La reivindicación favorita de Álvarez del Manzano, una Ley de Capitalidad para Madrid, también rozó el ridículo. La segunda teniente de alcalde, Mercedes de la Merced, remitió a la oposición un texto para intentar consensuarlo. El texto resultó ser el mismo que dos años antes fue tildado de preconstitucional por Alberto Ruiz-Gallardón, cuyo Gobierno rechazó los principales criterios del borrador. Acabó en la papelera. Volver a empezar.

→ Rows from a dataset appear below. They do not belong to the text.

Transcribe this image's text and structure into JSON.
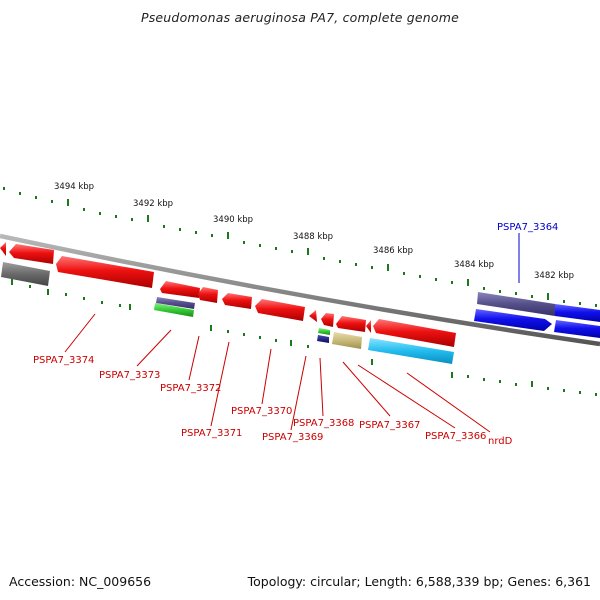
{
  "title": "Pseudomonas aeruginosa PA7, complete genome",
  "footer": {
    "accession": "Accession: NC_009656",
    "summary": "Topology: circular; Length: 6,588,339 bp; Genes: 6,361"
  },
  "ticks": [
    {
      "label": "3494 kbp"
    },
    {
      "label": "3492 kbp"
    },
    {
      "label": "3490 kbp"
    },
    {
      "label": "3488 kbp"
    },
    {
      "label": "3486 kbp"
    },
    {
      "label": "3484 kbp"
    },
    {
      "label": "3482 kbp"
    }
  ],
  "gene_labels": [
    {
      "text": "PSPA7_3364",
      "color": "#0000cc"
    },
    {
      "text": "PSPA7_3374",
      "color": "#cc0000"
    },
    {
      "text": "PSPA7_3373",
      "color": "#cc0000"
    },
    {
      "text": "PSPA7_3372",
      "color": "#cc0000"
    },
    {
      "text": "PSPA7_3371",
      "color": "#cc0000"
    },
    {
      "text": "PSPA7_3370",
      "color": "#cc0000"
    },
    {
      "text": "PSPA7_3369",
      "color": "#cc0000"
    },
    {
      "text": "PSPA7_3368",
      "color": "#cc0000"
    },
    {
      "text": "PSPA7_3367",
      "color": "#cc0000"
    },
    {
      "text": "PSPA7_3366",
      "color": "#cc0000"
    },
    {
      "text": "nrdD",
      "color": "#cc0000"
    }
  ],
  "colors": {
    "backbone": "#888888",
    "tick": "#1a7a1a",
    "gene_forward": "#ee1111",
    "gene_reverse_blue": "#1111ee",
    "gene_purple": "#55508a",
    "gene_grey": "#6a6a6a",
    "gene_green": "#33cc33",
    "gene_navy": "#101080",
    "gene_khaki": "#c8ba78",
    "gene_cyan": "#22bbee"
  }
}
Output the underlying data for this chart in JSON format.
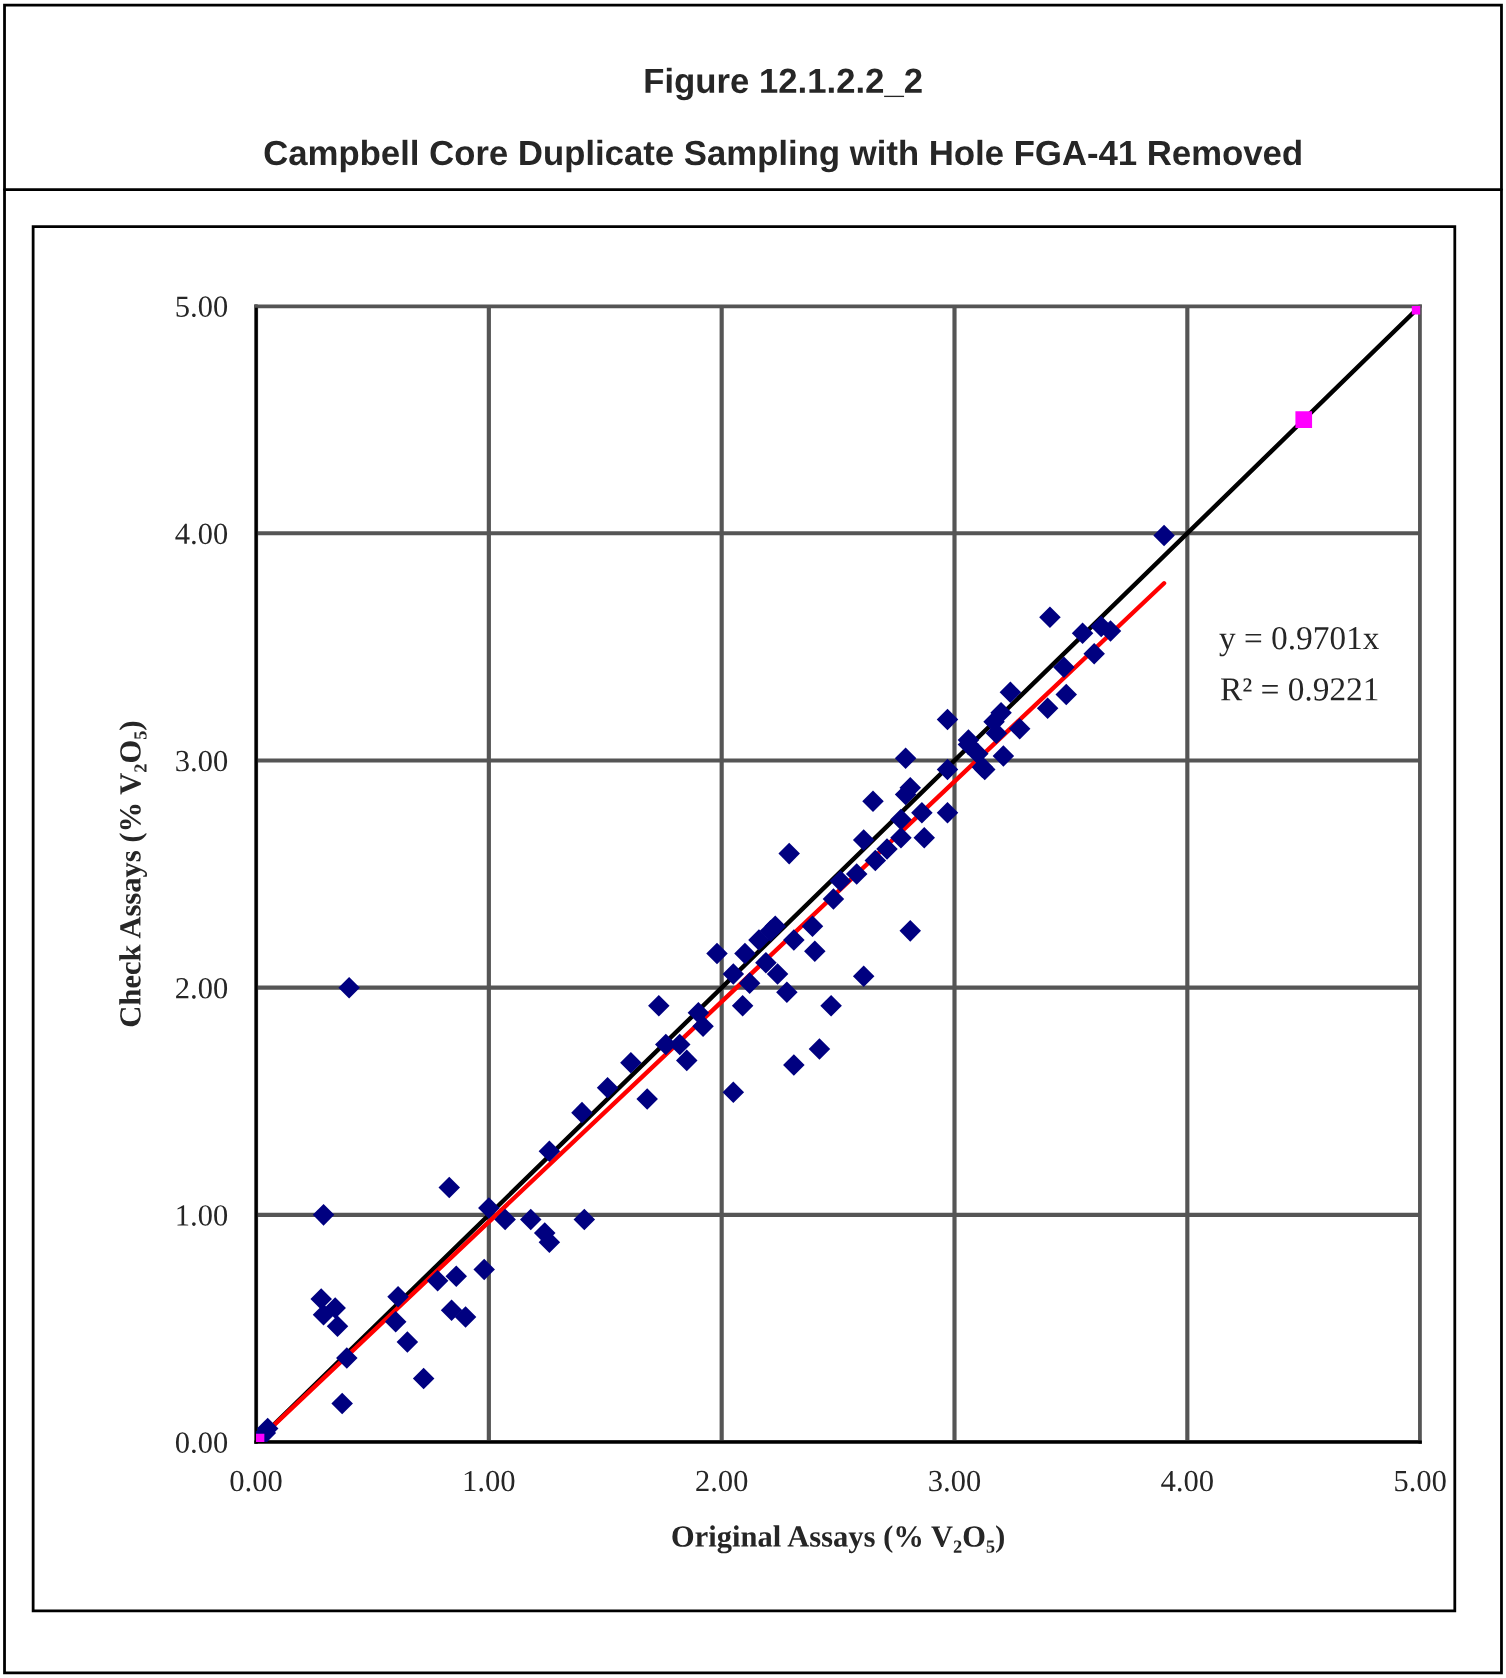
{
  "chart_data": {
    "type": "scatter",
    "title": "Figure 12.1.2.2_2",
    "subtitle": "Campbell Core Duplicate Sampling with Hole FGA-41 Removed",
    "xlabel": "Original Assays (% V₂O₅)",
    "ylabel": "Check Assays (% V₂O₅)",
    "xlim": [
      0,
      5
    ],
    "ylim": [
      0,
      5
    ],
    "xticks": [
      {
        "value": 0,
        "label": "0.00"
      },
      {
        "value": 1,
        "label": "1.00"
      },
      {
        "value": 2,
        "label": "2.00"
      },
      {
        "value": 3,
        "label": "3.00"
      },
      {
        "value": 4,
        "label": "4.00"
      },
      {
        "value": 5,
        "label": "5.00"
      }
    ],
    "yticks": [
      {
        "value": 0,
        "label": "0.00"
      },
      {
        "value": 1,
        "label": "1.00"
      },
      {
        "value": 2,
        "label": "2.00"
      },
      {
        "value": 3,
        "label": "3.00"
      },
      {
        "value": 4,
        "label": "4.00"
      },
      {
        "value": 5,
        "label": "5.00"
      }
    ],
    "grid": true,
    "legend": false,
    "annotations": [
      "y = 0.9701x",
      "R² = 0.9221"
    ],
    "series": [
      {
        "color": "#000080",
        "marker": "diamond",
        "x": [
          0.04,
          0.29,
          0.4,
          0.28,
          0.34,
          0.29,
          0.35,
          0.39,
          0.37,
          0.05,
          0.83,
          0.61,
          0.6,
          0.65,
          0.72,
          0.78,
          0.86,
          0.84,
          0.9,
          0.98,
          1.0,
          1.07,
          1.18,
          1.24,
          1.26,
          1.41,
          1.26,
          1.4,
          1.51,
          1.61,
          1.68,
          1.73,
          1.76,
          1.82,
          1.85,
          1.9,
          1.92,
          2.05,
          1.98,
          2.05,
          2.09,
          2.12,
          2.1,
          2.16,
          2.21,
          2.23,
          2.19,
          2.24,
          2.28,
          2.31,
          2.29,
          2.39,
          2.4,
          2.31,
          2.42,
          2.47,
          2.61,
          2.48,
          2.51,
          2.58,
          2.61,
          2.65,
          2.66,
          2.71,
          2.77,
          2.87,
          2.81,
          2.79,
          2.81,
          2.79,
          2.86,
          2.77,
          2.97,
          2.97,
          2.97,
          3.06,
          3.13,
          3.9,
          3.41,
          3.55,
          3.63,
          3.67,
          3.6,
          3.47,
          3.24,
          3.48,
          3.4,
          3.2,
          3.17,
          3.28,
          3.18,
          3.06,
          3.1,
          3.21,
          3.12
        ],
        "values": [
          0.04,
          1.0,
          2.0,
          0.63,
          0.59,
          0.56,
          0.51,
          0.37,
          0.17,
          0.06,
          1.12,
          0.64,
          0.53,
          0.44,
          0.28,
          0.71,
          0.73,
          0.58,
          0.55,
          0.76,
          1.03,
          0.98,
          0.98,
          0.92,
          0.88,
          0.98,
          1.28,
          1.45,
          1.56,
          1.67,
          1.51,
          1.92,
          1.75,
          1.75,
          1.68,
          1.89,
          1.83,
          1.54,
          2.15,
          2.06,
          1.92,
          2.02,
          2.15,
          2.21,
          2.25,
          2.27,
          2.11,
          2.06,
          1.98,
          2.21,
          2.59,
          2.27,
          2.16,
          1.66,
          1.73,
          1.92,
          2.05,
          2.39,
          2.47,
          2.5,
          2.65,
          2.82,
          2.56,
          2.61,
          2.66,
          2.66,
          2.25,
          2.85,
          2.88,
          3.01,
          2.77,
          2.74,
          3.18,
          2.77,
          2.96,
          3.07,
          2.96,
          3.99,
          3.63,
          3.56,
          3.59,
          3.57,
          3.47,
          3.41,
          3.3,
          3.29,
          3.23,
          3.21,
          3.17,
          3.14,
          3.12,
          3.09,
          3.03,
          3.02,
          2.97
        ]
      },
      {
        "color": "#ff00ff",
        "marker": "square",
        "x": [
          0,
          4.5,
          5
        ],
        "values": [
          0,
          4.5,
          5
        ]
      },
      {
        "type": "line",
        "color": "#000000",
        "marker": "none",
        "line_style": "solid",
        "x": [
          0,
          5
        ],
        "values": [
          0,
          5
        ]
      },
      {
        "type": "line",
        "color": "#ff0000",
        "marker": "none",
        "line_style": "solid",
        "x": [
          0,
          3.9
        ],
        "values": [
          0,
          3.78
        ]
      }
    ]
  }
}
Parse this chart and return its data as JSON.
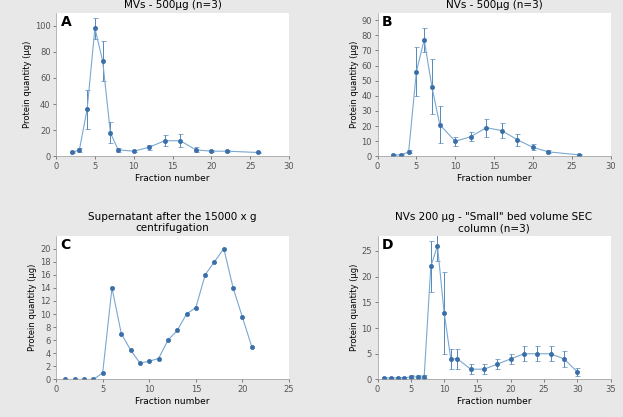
{
  "panel_A": {
    "title": "MVs - 500μg (n=3)",
    "xlabel": "Fraction number",
    "ylabel": "Protein quantity (μg)",
    "xlim": [
      0,
      30
    ],
    "ylim": [
      0,
      110
    ],
    "yticks": [
      0,
      20,
      40,
      60,
      80,
      100
    ],
    "xticks": [
      0,
      5,
      10,
      15,
      20,
      25,
      30
    ],
    "x": [
      2,
      3,
      4,
      5,
      6,
      7,
      8,
      10,
      12,
      14,
      16,
      18,
      20,
      22,
      26
    ],
    "y": [
      3,
      5,
      36,
      98,
      73,
      18,
      5,
      4,
      7,
      12,
      12,
      5,
      4,
      4,
      3
    ],
    "yerr": [
      0.5,
      1.5,
      15,
      8,
      15,
      8,
      1.5,
      1,
      2,
      4,
      5,
      2,
      1,
      1,
      0.5
    ]
  },
  "panel_B": {
    "title": "NVs - 500μg (n=3)",
    "xlabel": "Fraction number",
    "ylabel": "Protein quantity (μg)",
    "xlim": [
      0,
      30
    ],
    "ylim": [
      0,
      95
    ],
    "yticks": [
      0,
      10,
      20,
      30,
      40,
      50,
      60,
      70,
      80,
      90
    ],
    "xticks": [
      0,
      5,
      10,
      15,
      20,
      25,
      30
    ],
    "x": [
      2,
      3,
      4,
      5,
      6,
      7,
      8,
      10,
      12,
      14,
      16,
      18,
      20,
      22,
      26
    ],
    "y": [
      1,
      1,
      3,
      56,
      77,
      46,
      21,
      10,
      13,
      19,
      17,
      11,
      6,
      3,
      1
    ],
    "yerr": [
      0.3,
      0.3,
      1,
      16,
      8,
      18,
      12,
      3,
      3,
      6,
      5,
      4,
      2,
      1,
      0.3
    ]
  },
  "panel_C": {
    "title": "Supernatant after the 15000 x g\ncentrifugation",
    "xlabel": "Fraction number",
    "ylabel": "Protein quantity (μg)",
    "xlim": [
      0,
      25
    ],
    "ylim": [
      0,
      22
    ],
    "yticks": [
      0,
      2,
      4,
      6,
      8,
      10,
      12,
      14,
      16,
      18,
      20
    ],
    "xticks": [
      0,
      5,
      10,
      15,
      20,
      25
    ],
    "x": [
      1,
      2,
      3,
      4,
      5,
      6,
      7,
      8,
      9,
      10,
      11,
      12,
      13,
      14,
      15,
      16,
      17,
      18,
      19,
      20,
      21
    ],
    "y": [
      0,
      0,
      0,
      0,
      1,
      14,
      7,
      4.5,
      2.5,
      2.8,
      3.2,
      6,
      7.5,
      10,
      11,
      16,
      18,
      20,
      14,
      9.5,
      5
    ],
    "yerr": null
  },
  "panel_D": {
    "title": "NVs 200 μg - \"Small\" bed volume SEC\ncolumn (n=3)",
    "xlabel": "Fraction number",
    "ylabel": "Protein quantity (μg)",
    "xlim": [
      0,
      35
    ],
    "ylim": [
      0,
      28
    ],
    "yticks": [
      0,
      5,
      10,
      15,
      20,
      25
    ],
    "xticks": [
      0,
      5,
      10,
      15,
      20,
      25,
      30,
      35
    ],
    "x": [
      1,
      2,
      3,
      4,
      5,
      6,
      7,
      8,
      9,
      10,
      11,
      12,
      14,
      16,
      18,
      20,
      22,
      24,
      26,
      28,
      30
    ],
    "y": [
      0.3,
      0.3,
      0.3,
      0.3,
      0.5,
      0.5,
      0.5,
      22,
      26,
      13,
      4,
      4,
      2,
      2,
      3,
      4,
      5,
      5,
      5,
      4,
      1.5
    ],
    "yerr": [
      0.2,
      0.2,
      0.2,
      0.2,
      0.3,
      0.3,
      0.3,
      5,
      3,
      8,
      2,
      2,
      1,
      1,
      1,
      1,
      1.5,
      1.5,
      1.5,
      1.5,
      0.8
    ]
  },
  "line_color": "#7BA7D0",
  "marker_color": "#3A6EA8",
  "fig_bg": "#E8E8E8",
  "panel_bg": "#FFFFFF"
}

En otros asuntos, antes de arrancar, el gobierno de Álvarez del Manzano prefiere reflexionar. Para atender a los toxicómanos que se pinchan en el interior de las alcantarillas, en tiendas de campaña que alquilan o en parques públicos donde juegan niños, la Comunidad aprobó abrir una narcosala atendida por personal sanitario. Pronto recibió el Gobierno regional el apoyo de la Administración central, gobernada por el PP, que anunció su interés en financiar el proyecto. Pero el Ayuntamiento, también administrado por el PP, lleva dos meses de pensamientos y estudios. Temen las repercusiones legales y vecinales. Dudan y nadie sabe cuándo dejarán de hacerlo.

Ruiz-Gallardón, unos 50 kilómetros de metro en cuatro años, pierde la paciencia.